Wednesday, February 20, 2008

There is no such thing as RBRVS…

Yes, the title is an incomplete sentence. The rest of this discussion will complete the thought. Chances are that if you're a physician or work on behalf of a physician's revenue cycle, one of your managed care contracts has language in it that references RBRVS. The most common use of 'RBRVS' in contracting language is for the payor and physician to agree on a % of RBRVS as a fee schedule. Additionally, the parties probably understand this % of RBRVS to mean the payment method used by Medicare. Well, there is no such thing as an 'RBRVS' fee schedule in the Medicare program.

Sure, we all know the history of the Resource Based Relative Value Scale (RBRVS). Passed into law by Congress in 1989 it has been the payment method for professional services. But it is NOT the payment method used for all services paid to physicians under the Medicare program.

If you search the CMS website you won't find 'RBRVS' associated to any fee schedule used to pay physician services. What you will find are terms like:

MPFS - Medicare Physician Fee Schedule
PFS - Physician Fee Schedule
PFS Relative Value Files
PFS National Payment Amount File
National Physician Fee Schedule Relative Value File

All of these descriptions are for payment information that has its basis in the RBRVS methodology. But RBRVS should not be used as a contracting term.
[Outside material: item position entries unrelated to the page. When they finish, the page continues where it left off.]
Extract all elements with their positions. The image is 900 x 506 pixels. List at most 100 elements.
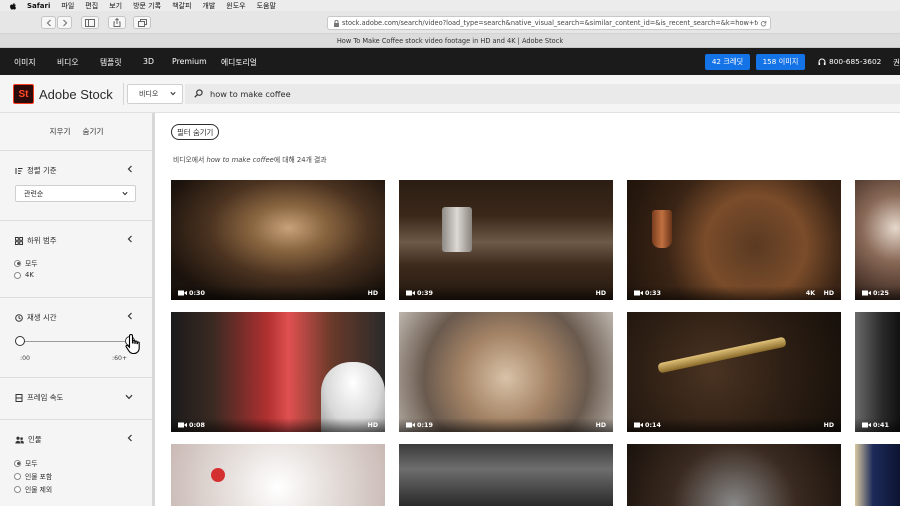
video-thumbnail[interactable]: 0:14 HD	[627, 312, 841, 432]
video-camera-icon	[406, 290, 415, 296]
sort-title: 정렬 기준	[27, 166, 57, 175]
hide-filters-button[interactable]: 숨기기	[83, 126, 104, 137]
forward-button[interactable]	[57, 16, 72, 29]
menu-help[interactable]: 도움말	[257, 1, 276, 11]
duration-header[interactable]: 재생 시간	[15, 312, 57, 323]
images-quota-button[interactable]: 158 이미지	[756, 54, 805, 70]
share-button[interactable]	[108, 16, 126, 29]
duration-min-label: :00	[20, 355, 30, 362]
result-suffix: 에 대해 24개 결과	[273, 156, 327, 164]
people-option-exclude[interactable]: 인물 제외	[14, 484, 52, 494]
radio-selected[interactable]	[14, 459, 21, 467]
menu-edit[interactable]: 편집	[85, 1, 98, 11]
video-quality-badge: HD	[823, 290, 834, 297]
clear-filters-button[interactable]: 지우기	[50, 126, 71, 137]
result-prefix: 비디오에서	[173, 156, 207, 164]
subcategory-section: 하위 범주 모두 4K	[0, 221, 153, 298]
video-thumbnail[interactable]: 0:41	[855, 312, 900, 432]
people-header[interactable]: 인물	[15, 434, 42, 445]
duration-slider-track[interactable]	[20, 341, 130, 342]
address-bar[interactable]: stock.adobe.com/search/video?load_type=s…	[327, 16, 771, 30]
tabs-overview-button[interactable]	[133, 16, 151, 29]
people-option-all[interactable]: 모두	[14, 458, 38, 468]
subcategory-option-all[interactable]: 모두	[14, 258, 38, 268]
nav-3d[interactable]: 3D	[143, 57, 154, 66]
reload-icon[interactable]	[758, 19, 767, 28]
video-thumbnail[interactable]: 0:30 HD	[171, 180, 385, 300]
option-label: 모두	[25, 460, 38, 468]
nav-templates[interactable]: 템플릿	[100, 57, 122, 68]
framerate-header[interactable]: 프레임 속도	[15, 392, 63, 403]
toggle-filters-button[interactable]: 필터 숨기기	[171, 124, 220, 140]
sort-dropdown[interactable]: 관련순	[15, 185, 136, 202]
nav-videos[interactable]: 비디오	[57, 57, 79, 68]
menu-app-name[interactable]: Safari	[27, 2, 50, 10]
menu-view[interactable]: 보기	[109, 1, 122, 11]
chevron-down-icon	[122, 191, 128, 196]
sort-section: 정렬 기준 관련순	[0, 151, 153, 221]
chevron-left-icon[interactable]	[127, 434, 133, 442]
phone-contact[interactable]: 800-685-3602	[818, 57, 881, 66]
video-duration: 0:14	[645, 421, 661, 429]
adobe-stock-logo[interactable]: St	[13, 84, 34, 104]
sidebar-toggle-button[interactable]	[81, 16, 99, 29]
menu-history[interactable]: 방문 기록	[133, 1, 161, 11]
video-thumbnail[interactable]	[855, 444, 900, 506]
credits-button[interactable]: 42 크레딧	[705, 54, 750, 70]
video-thumbnail[interactable]: 0:25	[855, 180, 900, 300]
option-label: 인물 포함	[25, 473, 53, 481]
video-thumbnail[interactable]: 0:19 HD	[399, 312, 613, 432]
video-4k-badge: 4K	[805, 290, 815, 297]
people-option-include[interactable]: 인물 포함	[14, 471, 52, 481]
tab-title[interactable]: How To Make Coffee stock video footage i…	[0, 34, 900, 48]
video-quality-badge: HD	[367, 422, 378, 429]
video-thumbnail[interactable]: 0:33 4K HD	[627, 180, 841, 300]
sort-header[interactable]: 정렬 기준	[15, 165, 57, 176]
chevron-left-icon	[46, 19, 51, 26]
lock-icon	[334, 20, 339, 27]
logo-text[interactable]: Adobe Stock	[39, 87, 113, 102]
video-thumbnail[interactable]	[399, 444, 613, 506]
menu-develop[interactable]: 개발	[202, 1, 215, 11]
chevron-left-icon[interactable]	[127, 235, 133, 243]
video-thumbnail[interactable]	[627, 444, 841, 506]
result-query: how to make coffee	[206, 156, 274, 164]
radio-selected[interactable]	[14, 259, 21, 267]
subcategory-option-4k[interactable]: 4K	[14, 271, 34, 279]
chevron-left-icon[interactable]	[127, 165, 133, 173]
apple-icon[interactable]	[9, 2, 17, 10]
video-duration: 0:39	[417, 289, 433, 297]
search-header: St Adobe Stock 비디오 how to make coffee	[0, 75, 900, 113]
nav-editorial[interactable]: 에디토리얼	[221, 57, 257, 68]
radio-unselected[interactable]	[14, 472, 21, 480]
people-section: 인물 모두 인물 포함 인물 제외	[0, 420, 153, 506]
video-camera-icon	[862, 290, 871, 296]
chevron-left-icon[interactable]	[127, 312, 133, 320]
radio-unselected[interactable]	[14, 485, 21, 493]
chevron-down-icon[interactable]	[125, 394, 133, 400]
headset-icon	[818, 58, 826, 65]
account-menu[interactable]: 권	[893, 57, 900, 68]
duration-slider-min-handle[interactable]	[15, 336, 25, 346]
video-thumbnail[interactable]: 0:08 HD	[171, 312, 385, 432]
menu-window[interactable]: 윈도우	[226, 1, 245, 11]
subcategory-header[interactable]: 하위 범주	[15, 235, 57, 246]
option-label: 인물 제외	[25, 486, 53, 494]
video-thumbnail[interactable]	[171, 444, 385, 506]
video-duration: 0:25	[873, 289, 889, 297]
radio-unselected[interactable]	[14, 271, 21, 279]
video-thumbnail[interactable]: 0:39 HD	[399, 180, 613, 300]
people-icon	[15, 436, 24, 443]
search-query: how to make coffee	[210, 89, 291, 99]
back-button[interactable]	[41, 16, 56, 29]
menu-bookmarks[interactable]: 책갈피	[172, 1, 191, 11]
video-duration: 0:41	[873, 421, 889, 429]
search-input[interactable]: how to make coffee	[185, 84, 900, 104]
nav-images[interactable]: 이미지	[14, 57, 36, 68]
video-camera-icon	[634, 290, 643, 296]
menu-file[interactable]: 파일	[61, 1, 74, 11]
people-title: 인물	[28, 435, 42, 444]
nav-premium[interactable]: Premium	[172, 57, 207, 66]
asset-type-select[interactable]: 비디오	[127, 84, 183, 104]
duration-max-label: :60+	[112, 355, 128, 362]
The source that is probably understood to mean RBRVS is really the 'National Physician Fee Schedule Relative Value File'. So, out of the 5 letters in the RBRVS acronym, only 2 really match the actual payment file used to calculate the fee schedule. In fact, most physician practices will bill for services from the four (4) main Medicare fee schedules used to pay physician groups. They are:


  • National Physician Fee Schedule Relative Value File

  • ASP Drug Pricing

  • Clinical Laboratory Fee Schedule

  • Durable Medical Equipment, Prosthetics/Orthotics, and Supplies Fee Schedule



Why does this semantic discussion matter? Well here are some reasons based on our implementation of contract language.

One of the most common codes billed for in office lab work is 36415 (Routine venipuncture). The MPFS fee schedule has 0 RVU's for this service and using the MPFS fee schedule you will get $0 as the fee. However, the Medicare Clinical Laboratory Fee Schedule does have a flat dollar payment amount for 36415 (@ $3.00).

So, if you have a rate of 150% of RBRVS, what is the payment amount for 36415? Ask the payor, the person who negotiated the contract for the physician, and the reimbursement analyst for the physician and you're likely to get as many answers. Taken literally, the only RBRVS fee schedule that I know of is 'Ingenix Essential RBRVS'. Interestingly, the Ingenix Essential RBRVS file shows 0.7 work RVU's and using the Ingenix file you can calculate a rate greater than $0. (but Medicare does not follow Ingenix). Now we all understand that Ingenix Essential RBRVS is almost never the RBRVS that the payor and the physician had in mind. Add to this the fact that RBRVS is commonly mis-understood to mean ANY Medicare payment amount found in one of the four Medicare fee sources I mentioned above and you understand quickly why you should avoid the use of RBRVS.

The bottom line is that when it comes to negotiating a fee schedule, ambiguity is expensive. Don't use % of RBRVS in any fee schedule agreement. Be specific. We are fans of using the four Medicare fee schedules as a basis. (Public access to the 13,000 plus codes, easy to compare notes between payor and physician, physician's tend to know their primary Medicare rates well, etc.) Pick the year (preferably within one or two years of current to insure a current HCPC code set), and the locality (Medicare Drug schedules are not locality specific).

The language would look like this:

150% of Medicare National Physician Fee Schedule Relative Value File for 2007 California, Locality 99 effective 12/31/2007.
150% of Medicare ASP Drug Pricing effective 12/31/2007.
150% of Medicare Clinical Laboratory Fee Schedule for California effective 12/31/2007.
150% of Medicare Durable Medical Equipment, Prosthetics/Orthotics, and Supplies Fee Schedule for California effective 12/31/2007.

If a rate is found in more than one of the above schedules, the highest rate shall apply.
For any valid HCPC code billed that is not found in one of the above schedules, or does not have a rate > $0 in any of the above schedules, the fee shall be 80% of the billed charges.